Last week Juana joined a few dozen other people in a Minneapolis church parking lot, fasting and praying for ten days in support of their goal of comprehensive immigration reform. The water-only fast followed a 30-day period of visiting churches to enlist support, and included daily prayers, cultural events, and visits to elected officials.

The fasters are a diverse lot, united by religious faith commitments and their commitment to comprehensive immigration reform. Some have fasted for the entire time, while others have joined for a few days. Some spend most days in the parking lot of Spirit of the Lakes church, while others continue their regular work, stopping in only occasionally.

Faith Totushek of Monticello joined the fast on Thursday. She is a member of the Covenant Church in Monticello and got to know many immigrants as her church helped to found the Nueva Vida congregation there. She is fasting for immigration reform because, she says, the Gospel means “doing it, not just saying it.”

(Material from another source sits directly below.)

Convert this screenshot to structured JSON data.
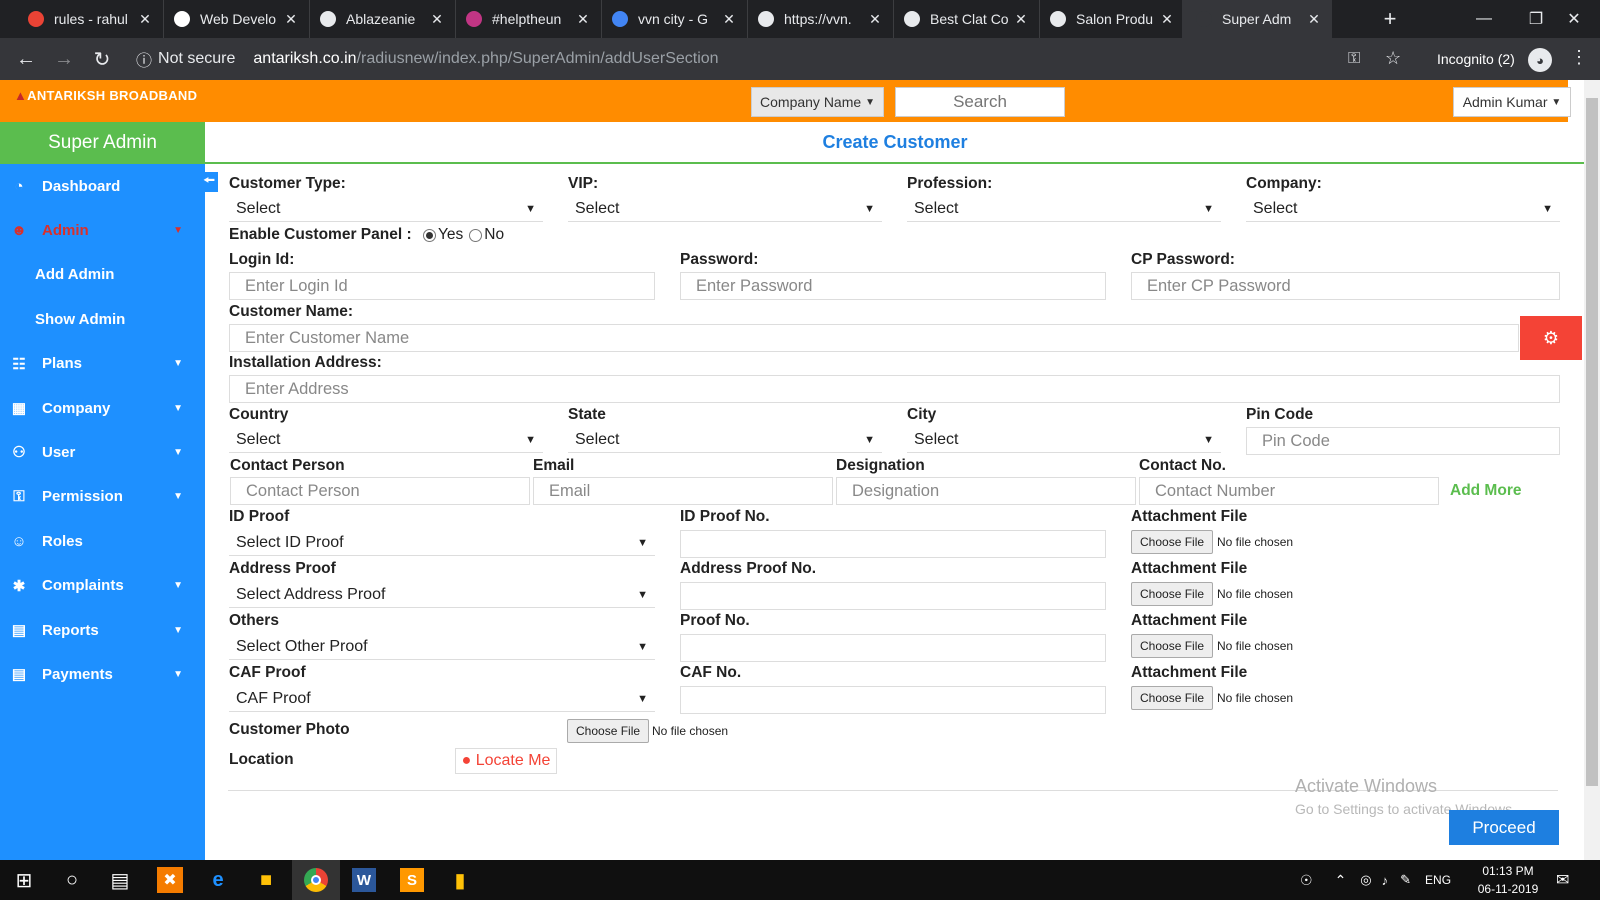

Faith and her husband own a greenhouse business, and they have employed many immigrant workers over the years, many on the H-2B temporary agricultural worker visa program. The current program does not work, she says. They cannot count on getting approval for enough workers, or at the right times for their business. Faith says the agricultural worker program is bad for workers, too, leaving them without due process rights or the right to leave a job if it is an unjust situation.

Faith says current immigration laws are “an outdated system, not meeting current needs.” Juana lives in that system.

Juana says she feared for her life because of the violence in her home in Mexico, and that she could find no jobs in Mexico to support her family. Fourteen years ago, she had no way to enter the United States legally. Today she still has no way to apply for legal residence or citizenship.

For the past 14 years, she has worked at low-paying jobs in food service and laundries for fourteen years. Her children are still here, too, and their children—her three U.S.-born grandchildren. Like Juana, her children work. They all pay taxes, she says, and all have learned English. Juana wants to become a U.S. citizen. “It is my dream,” she says.

During the 10-day fast, participants have visited the state capitol and the offices of Senators Norm Coleman and Amy Klobuchar, and Congressional representatives Jim Ramstad and Tim Walz. Representative Keith Ellison came to them May 12, speaking to an audience of a few hundred supporters. The fast will end May 14 after a 10 a.m. walk down Lake Street to the capitol and a 7:30 p.m. candlelight vigil back at 13th and Lake in Minneapolis.